Table 1.
Summary of surface markers, cytokines and chemokines expressed by polarized macrophage subsets.
Overview of the six different subsets of macrophages that were generated in vitro, and their corresponding expression of cell surface markers (relative to unpolarized (M(-) macrophages), as well as their production of cytokines and chemokines.
Fig 1.
TTI-621 triggers phagocytosis of lymphoma cells by all macrophage subsets.
Macrophage subsets were generated as described and co-cultured with DLBCL Toledo cells for two hours in the presence of TTI-621 or isotype-matched control Fc. (A) Phagocytosis was determined by scanning confocal microscopy. Representative images are shown whereby tumor cells and macrophages are stained green and red, respectively. (B) % Phagocytosis was determined by flow cytometry as the % of live, single, CD14+CD11b+ MDMs that were VPD450+. Statistical significance was calculated using a t test where * p ≤ 0.05, ** p ≤ 0.01, *** p ≤ 0.001. Data shown represent n = 14 macrophage donors where each symbol/color represents the same macrophage donor.
Fig 2.
TTI-621-mediated phagocytosis lymphoma cells is dependent on FcγRII (CD32) and FcγRI (CD64).
Macrophage subsets were generated as described and co-cultured with Violet Proliferation Dye (VPD450)-labeled DLBCL Toledo cells for two hours in the presence of TTI-621 or isotype-matched control Fc. % Phagocytosis was determined by flow cytometry as the % of live, single, CD14+CD11b+ MDMs that were VPD450+. (B) Blocking F(ab’)2 against FcγRs (CD16, CD32 or CD64) were added individually or in combination as indicated during the two-hour phagocytosis assay. Data shown represent n = 3 macrophage donors. Statistical significance was carried out using a one-way ANOVA with Dunnett’s multiple comparisons test.
Fig 3.
Repolarized M(-), M(IL-4) and M(HAGG+IL-1β) MDMs have an increased phagocytic response to TTI-621.

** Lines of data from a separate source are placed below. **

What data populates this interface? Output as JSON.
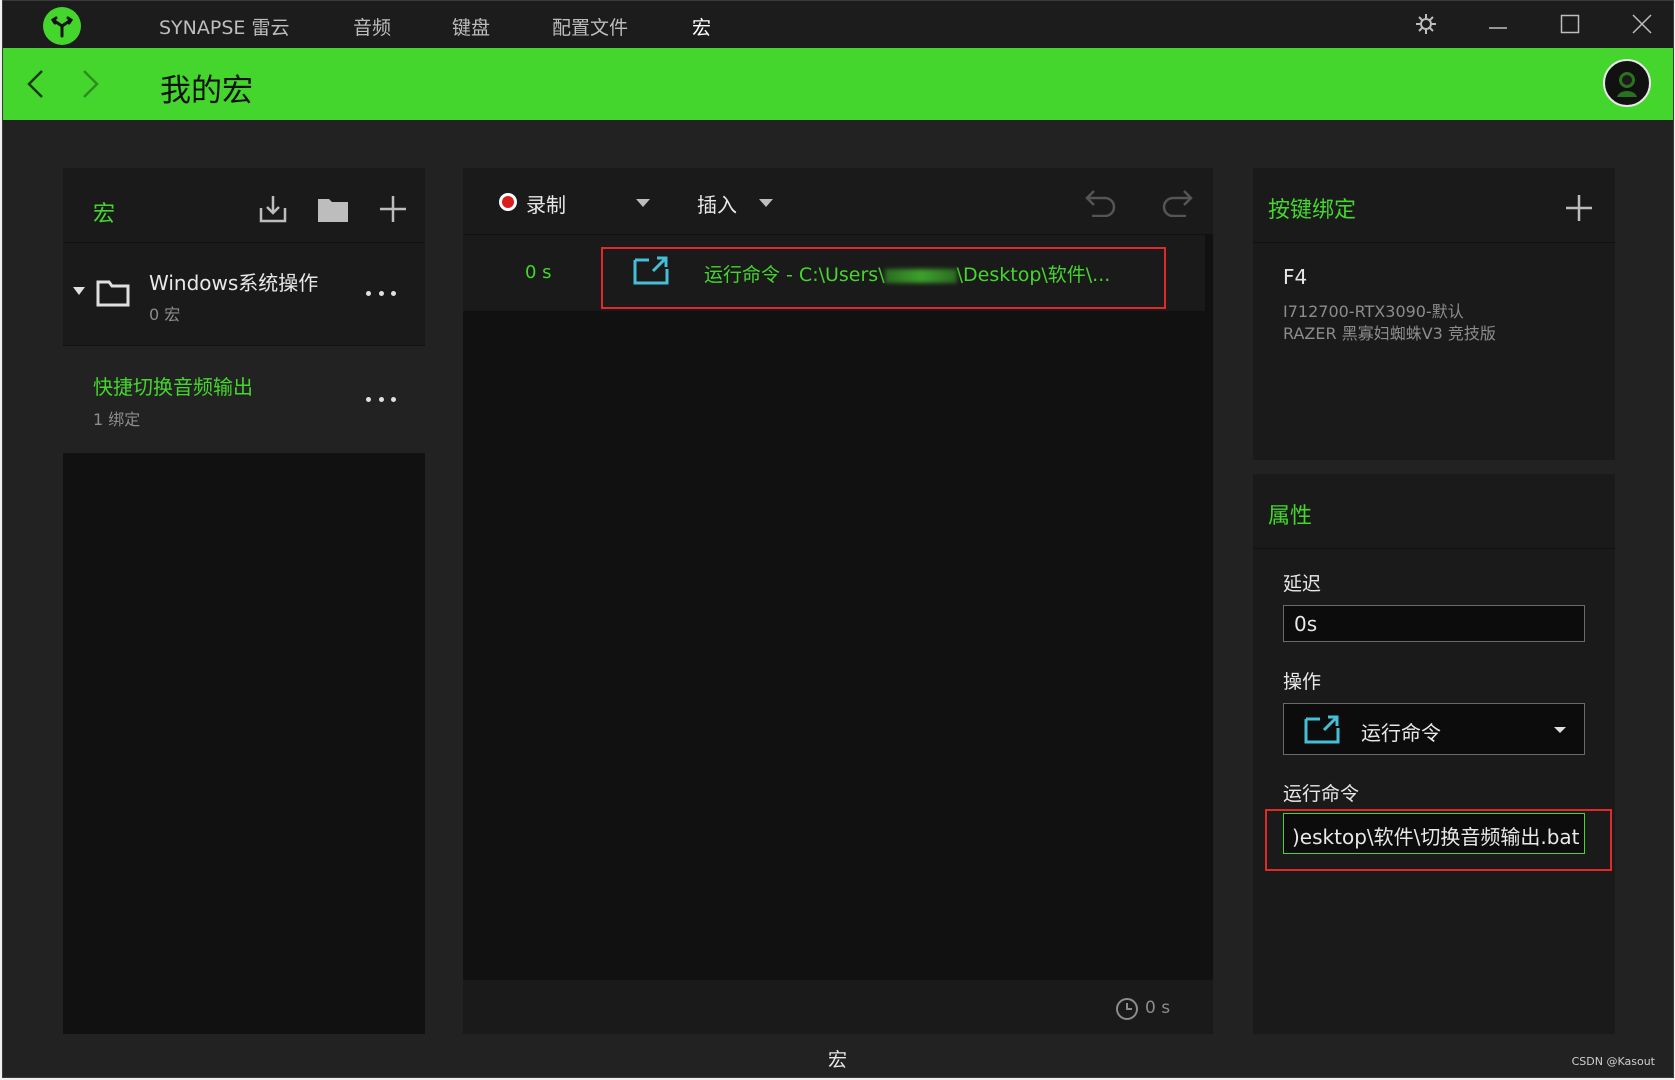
{
  "titlebar": {
    "nav": [
      "SYNAPSE 雷云",
      "音频",
      "键盘",
      "配置文件",
      "宏"
    ]
  },
  "header": {
    "title": "我的宏"
  },
  "macro_panel": {
    "title": "宏",
    "folder": {
      "name": "Windows系统操作",
      "count": "0 宏"
    },
    "macro": {
      "name": "快捷切换音频输出",
      "bindings": "1 绑定"
    }
  },
  "editor": {
    "record_label": "录制",
    "insert_label": "插入",
    "step": {
      "time": "0 s",
      "text_prefix": "运行命令 - C:\\Users\\",
      "text_suffix": "\\Desktop\\软件\\..."
    },
    "total_time": "0 s"
  },
  "bindings_panel": {
    "title": "按键绑定",
    "key": "F4",
    "device_line1": "I712700-RTX3090-默认",
    "device_line2": "RAZER 黑寡妇蜘蛛V3 竞技版"
  },
  "properties_panel": {
    "title": "属性",
    "delay_label": "延迟",
    "delay_value": "0s",
    "action_label": "操作",
    "action_value": "运行命令",
    "command_label": "运行命令",
    "command_value": ")esktop\\软件\\切换音频输出.bat"
  },
  "statusbar": {
    "label": "宏",
    "watermark": "CSDN @Kasout"
  },
  "colors": {
    "accent": "#44d62c",
    "highlight_box": "#e02a2a",
    "icon_teal": "#44bfd6"
  }
}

M(-), M(IL-4) and M(HAGG+IL-1β) macrophages were generated as described, and subsequently re-polarized with IFN-γ, IL-10, LPS, R848, IFN-γ, Poly (I:C) or CpG overnight. The resulting repolarized MDM were washed and incubated with Violet Proliferation Dye (VPD450)-labeled DLBCL Toledo cells in the presence of 1 μM TTI-621 or control Fc for two hours. % Phagocytosis was determined by flow cytometry as the % of live, single, CD14+CD11b+ MDMs that were VPD450+. A summary of 4–5 independent experiments is shown. Paired t-test was performed comparing TTI-621 repolarized macrophage subset vs TTI-621 non-repolarized macrophage subset. The dotted lines indicate the phagocytic response of M(-), M(IL-4) and M(HAGG+IL-1β) macrophage in the presence of TTI-621. Statistical significance was calculated using a t test where *p<0.05, **P<0.01 and ***p<0.001.
Fig 4.
TTI-621 triggers phagocytosis of lymphoma cells by M1-like and M2-like tumor-associated macrophages (TAMs).

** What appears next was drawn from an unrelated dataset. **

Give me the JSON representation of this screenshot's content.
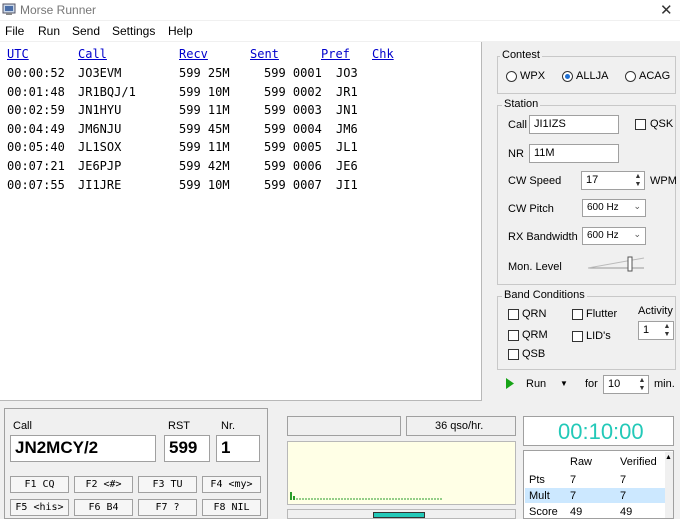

CD11b+ cells were isolated from DLBCL (Toledo) xenograft tumors as described and co-cultured with Violet Proliferation Dye (VPD450) labeled DLBCL Toledo cells for 2.5 hours in the presence of 1μM TTI-621, isotype-matched control Fc or left untreated. (A) Phagocytosis was assessed by flow cytometry and % phagocytosis was defined as the percentage of macrophages that were VPD450+. TAMs were defined as live, single, CD45+F480+CD11b+ cells and further defined as MHC-IIhi CD206lo M1-like and MHC-IIlo CD206hi M2-like macrophages. (B) A summary of two independent experiments is shown with human lymphoma target cells that were expanded in vitro (left panel) or purified from excised tumors (right panel). One-way ANOVA with Tukey’s multiple comparisons was performed comparing the % phagocytosis within M1- and M2-like subsets upon various treatments as well as comparing TTI-621-treated M1- and M2-like macrophages towards in vitro or in vivo expanded tumor cell targets. Data shown represent n = 8 mice. Where indicated, *p<0.05 and ***p<0.001.